Main Course,  Recipes

Permission to be Imperfect (Beef Soup with Wild Rice)

One of the pleasures of being a comfortable cook and having some basics on hand is that you can throw together something to eat at (relatively) the last minute. Case in point; after the holidays I had a little over a pound of beef from a standing rib roast. It was beautifully cooked rare, and I anticipated that we’d make sandwiches with the leftovers. But days passed and for whatever reason, it was still there.

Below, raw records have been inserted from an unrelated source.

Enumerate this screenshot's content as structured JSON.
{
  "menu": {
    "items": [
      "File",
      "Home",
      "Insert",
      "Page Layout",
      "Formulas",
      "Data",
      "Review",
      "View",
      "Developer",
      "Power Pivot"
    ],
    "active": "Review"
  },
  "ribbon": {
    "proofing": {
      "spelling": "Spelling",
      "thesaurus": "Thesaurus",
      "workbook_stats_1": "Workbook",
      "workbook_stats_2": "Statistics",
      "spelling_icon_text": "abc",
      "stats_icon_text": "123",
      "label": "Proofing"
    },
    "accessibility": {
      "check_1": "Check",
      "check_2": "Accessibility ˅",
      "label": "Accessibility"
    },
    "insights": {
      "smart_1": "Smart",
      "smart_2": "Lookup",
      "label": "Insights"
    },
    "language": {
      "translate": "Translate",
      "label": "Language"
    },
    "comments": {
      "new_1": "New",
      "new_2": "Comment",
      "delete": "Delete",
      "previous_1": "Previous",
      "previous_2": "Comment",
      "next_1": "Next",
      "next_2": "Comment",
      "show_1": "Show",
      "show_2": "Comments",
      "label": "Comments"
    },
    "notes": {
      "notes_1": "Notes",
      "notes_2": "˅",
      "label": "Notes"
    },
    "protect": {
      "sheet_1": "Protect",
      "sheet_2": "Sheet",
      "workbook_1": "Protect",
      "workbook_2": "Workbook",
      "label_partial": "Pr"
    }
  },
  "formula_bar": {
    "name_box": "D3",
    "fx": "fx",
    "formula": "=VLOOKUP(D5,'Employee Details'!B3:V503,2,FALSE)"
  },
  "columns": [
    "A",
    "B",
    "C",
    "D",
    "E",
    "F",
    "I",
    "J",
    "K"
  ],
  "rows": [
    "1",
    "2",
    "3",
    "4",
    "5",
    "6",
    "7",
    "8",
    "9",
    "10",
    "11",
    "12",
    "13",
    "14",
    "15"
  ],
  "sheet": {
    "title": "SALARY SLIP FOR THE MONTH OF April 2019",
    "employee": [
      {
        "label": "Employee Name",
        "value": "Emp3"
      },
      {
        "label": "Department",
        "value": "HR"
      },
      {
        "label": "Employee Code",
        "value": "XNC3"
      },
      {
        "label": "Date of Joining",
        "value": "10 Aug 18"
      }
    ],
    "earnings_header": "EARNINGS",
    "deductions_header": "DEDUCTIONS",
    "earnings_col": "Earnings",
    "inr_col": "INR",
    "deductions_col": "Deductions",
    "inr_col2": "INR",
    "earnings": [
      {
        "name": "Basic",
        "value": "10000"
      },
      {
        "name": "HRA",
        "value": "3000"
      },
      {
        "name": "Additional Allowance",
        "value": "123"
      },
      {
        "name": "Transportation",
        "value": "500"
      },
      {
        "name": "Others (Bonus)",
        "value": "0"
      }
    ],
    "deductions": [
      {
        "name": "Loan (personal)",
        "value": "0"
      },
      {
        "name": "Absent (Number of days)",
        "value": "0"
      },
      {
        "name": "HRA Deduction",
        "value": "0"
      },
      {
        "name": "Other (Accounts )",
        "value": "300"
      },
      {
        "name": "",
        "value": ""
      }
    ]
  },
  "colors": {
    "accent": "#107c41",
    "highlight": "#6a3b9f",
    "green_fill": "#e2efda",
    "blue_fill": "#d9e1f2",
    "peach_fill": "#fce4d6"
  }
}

Suddenly I found myself with this delicious piece of meat, and a need to make something with it, lest I allow it to spoil.

I rummaged through my refrigerator and pantry cabinets pulling out remnants from past meals (half a diced onion leftover from brunch, a couple of ounces of sliced bell peppers leftover from making pizza, about of cup of dried wild rice in the cabinet, etc) and slowly the meal came together like one of those chef show’s mystery boxes. In my freezer I had homemade chicken stock. Beef stock would have been better, but chicken stock will work just fine (it’s homemade soup people, not the Bocuse D’Or). In my refrigerator’s vegetable drawers I had the staples I always try to keep; carrots, celery, garlic plus some mushrooms reaching their prime, so into the pot they go.

Some quick slicing and dicing, and in about 20 minutes everything was in the pot. Dinner was ready less than two hours later.

As I was cooking I thought to myself, “I should share this on the blog. It tastes great and it’s something anyone could make.” But then I had one of those moments of self doubt. If I was going to blog about it, I needed a photo. And I didn’t want to have to take a photo when there wasn’t any good light. I also didn’t have time to do the necessary post production. Finally, I didn’t want to delay my dinner by having to set up the perfect shot. When this happens, usually I just share my thoughts on Facebook, like this post.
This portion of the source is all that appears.